Studenten im letzten Semester stehen nicht selten vor der Frage, wie sie ihre Bachelor- oder Masterarbeit bloß schaffen sollen. Eine Agentur, die Ghostwriter vermittelt, ist schnell gefunden.
Wie arbeitet ein Ghostwriter? (Video)
Ein akademischer Text muss vielfältigen Anforderungen genügen – der Unterhaltungswert steht dabei an letzter Stelle. Vielmehr kommt es auf die fachliche und sachliche Richtigkeit an, Aussagen müssen belegt werden, Hintergründe recherchiert. Aktuelle Studienergebnisse werden präsentiert, der Ausblick auf die Zukunft innerhalb des behandelten Bereichs wird gegeben.
Dies alles erfordert viel Sorgfalt beim Recherchieren und Schreiben, außerdem braucht es jede Menge Zeit. Zeit, die viele Studenten nicht haben und sich daher an eine Agentur wenden, die Ghostwriter vermittelt. Dieser wiederum übernimmt die Anfertigung der Haus- oder Abschlussarbeit.
Allerdings arbeiten nicht alle Ghostwriter ehrlich: Viele von ihnen haben mehrere Hundert bis Tausend Dokumente in ihren Rechnern gespeichert und kopieren je nach Bedarf Textteile zusammen. Individuelle Recherchen und Texte sind hier Mangelware. Der so oft geforderte einzigartige Inhalt ist schon längst nicht mehr gang und gäbe, die Auftragsarbeiten werden zusammenkopiert.
Am Ende steht dann zwar eine fertige Arbeit, an der aber weder der Student noch der Ghostwriter wirklich Anteil hatte – den tatsächlichen Aufwand hatten einst die ehrlichen Autoren. Die Gefahr dabei ist aber, dass der Schwindel auffliegt. Was, wenn der Professor die gleichen Aussagen in einer anderen Arbeit bereits lesen musste?
Doch nicht jeder Ghostwriter arbeitet so, viele von ihnen verfassen die wissenschaftlichen Arbeiten individuell und stecken hier jede Menge Zeit und Energie hinein. Die Lorbeeren erntet dann der vermeintliche Autor, unter dessen Namen die Arbeit publiziert wird. Insofern ist die Arbeit als Ghostwriter eine recht undankbare Tätigkeit, was jedoch durch eine mittlere bis gute Bezahlung wieder relativiert wird.

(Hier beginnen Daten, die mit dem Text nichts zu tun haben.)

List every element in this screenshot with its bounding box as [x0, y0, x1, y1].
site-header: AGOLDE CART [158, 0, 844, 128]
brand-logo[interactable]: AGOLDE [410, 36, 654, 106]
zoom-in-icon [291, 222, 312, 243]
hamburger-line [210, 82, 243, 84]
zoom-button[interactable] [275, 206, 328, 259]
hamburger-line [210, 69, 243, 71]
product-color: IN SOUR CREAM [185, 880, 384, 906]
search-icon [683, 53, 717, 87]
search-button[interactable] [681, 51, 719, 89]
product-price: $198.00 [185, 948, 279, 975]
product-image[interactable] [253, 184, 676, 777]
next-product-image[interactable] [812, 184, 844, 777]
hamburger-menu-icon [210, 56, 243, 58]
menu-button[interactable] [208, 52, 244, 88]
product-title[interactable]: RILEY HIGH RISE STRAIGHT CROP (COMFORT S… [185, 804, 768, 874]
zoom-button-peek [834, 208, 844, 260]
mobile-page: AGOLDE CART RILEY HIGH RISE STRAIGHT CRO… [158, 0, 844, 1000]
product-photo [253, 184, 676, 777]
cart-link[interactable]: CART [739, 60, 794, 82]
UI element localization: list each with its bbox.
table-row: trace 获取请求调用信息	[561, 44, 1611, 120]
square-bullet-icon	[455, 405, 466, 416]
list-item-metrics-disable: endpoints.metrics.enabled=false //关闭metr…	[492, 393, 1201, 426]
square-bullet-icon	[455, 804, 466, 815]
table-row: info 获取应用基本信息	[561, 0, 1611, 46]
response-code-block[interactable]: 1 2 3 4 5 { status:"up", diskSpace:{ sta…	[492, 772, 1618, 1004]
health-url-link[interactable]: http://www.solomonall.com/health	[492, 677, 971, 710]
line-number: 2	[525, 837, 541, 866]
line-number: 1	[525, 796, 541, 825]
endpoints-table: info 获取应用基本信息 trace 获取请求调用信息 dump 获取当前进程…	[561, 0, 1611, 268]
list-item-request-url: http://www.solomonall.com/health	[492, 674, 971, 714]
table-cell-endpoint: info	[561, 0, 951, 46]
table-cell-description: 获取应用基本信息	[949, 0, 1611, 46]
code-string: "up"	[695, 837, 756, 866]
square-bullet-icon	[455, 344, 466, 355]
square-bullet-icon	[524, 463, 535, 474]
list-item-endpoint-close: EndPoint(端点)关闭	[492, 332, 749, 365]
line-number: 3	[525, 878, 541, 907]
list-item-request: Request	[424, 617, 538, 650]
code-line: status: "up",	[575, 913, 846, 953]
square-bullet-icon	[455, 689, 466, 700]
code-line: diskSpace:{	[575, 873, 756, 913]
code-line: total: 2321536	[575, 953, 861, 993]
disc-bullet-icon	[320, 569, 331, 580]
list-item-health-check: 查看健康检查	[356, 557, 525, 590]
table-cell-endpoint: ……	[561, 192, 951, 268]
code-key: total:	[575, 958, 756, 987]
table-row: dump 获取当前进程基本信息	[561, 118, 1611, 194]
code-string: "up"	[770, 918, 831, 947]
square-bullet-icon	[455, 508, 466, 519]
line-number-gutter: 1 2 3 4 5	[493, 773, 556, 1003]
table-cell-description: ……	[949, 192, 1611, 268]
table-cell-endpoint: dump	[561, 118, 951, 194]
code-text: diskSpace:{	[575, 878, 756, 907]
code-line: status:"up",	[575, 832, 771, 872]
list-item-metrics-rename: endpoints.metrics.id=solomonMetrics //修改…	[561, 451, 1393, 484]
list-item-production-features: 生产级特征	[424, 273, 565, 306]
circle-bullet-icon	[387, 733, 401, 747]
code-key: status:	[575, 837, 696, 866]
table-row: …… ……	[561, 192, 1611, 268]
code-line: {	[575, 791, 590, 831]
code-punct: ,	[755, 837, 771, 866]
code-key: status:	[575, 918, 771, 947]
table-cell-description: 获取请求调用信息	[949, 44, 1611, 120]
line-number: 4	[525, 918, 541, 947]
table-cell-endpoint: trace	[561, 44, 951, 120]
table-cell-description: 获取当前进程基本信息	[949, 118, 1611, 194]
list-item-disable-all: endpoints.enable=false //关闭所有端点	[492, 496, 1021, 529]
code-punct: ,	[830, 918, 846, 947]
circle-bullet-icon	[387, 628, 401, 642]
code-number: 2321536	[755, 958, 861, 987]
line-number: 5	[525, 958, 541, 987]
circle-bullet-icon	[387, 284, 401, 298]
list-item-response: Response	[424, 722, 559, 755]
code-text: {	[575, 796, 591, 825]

Video: Ghostwriter – Kommt man mit gefaketen Hausarbeiten wirklich durch? || PULS Reportage
Individuelle Preisfestlegung je nach Aufwand
Ein Ghostwriter legt seinen Preis in Absprache mit der Agentur (oder bei alleiniger Tätigkeit) selbst fest. Meist wird für individuell erstellte Seiten ein Preis zwischen 50 und 100 Euro pro Seite vereinbart. Darin inbegriffen sind alle Recherchearbeiten, das Einbringen von Fotos, Quellenangaben und Forschungsergebnissen. Die Masterarbeit mit etwa 80 Seiten kostet dann zwischen 4000 und 8000 Euro – ein kleines Vermögen, für das sich viele Studenten verschulden.
Günstiger werden die Angebote in der Regel nur, wenn die Arbeit aus Textbausteinen zusammengestellt wurde. Bei einem Preis unter 50 Euro sollte also jeder aufmerksam werden, der über die Vergabe eines entsprechenden Auftrags nachdenkt. Das Interessante dabei ist, dass die meisten Autoren nur rund ein Viertel des Gesamtpreises bekommen. Das relativiert das Bestreben, eine individuelle Arbeit zu erstellen, verständlicherweise etwas.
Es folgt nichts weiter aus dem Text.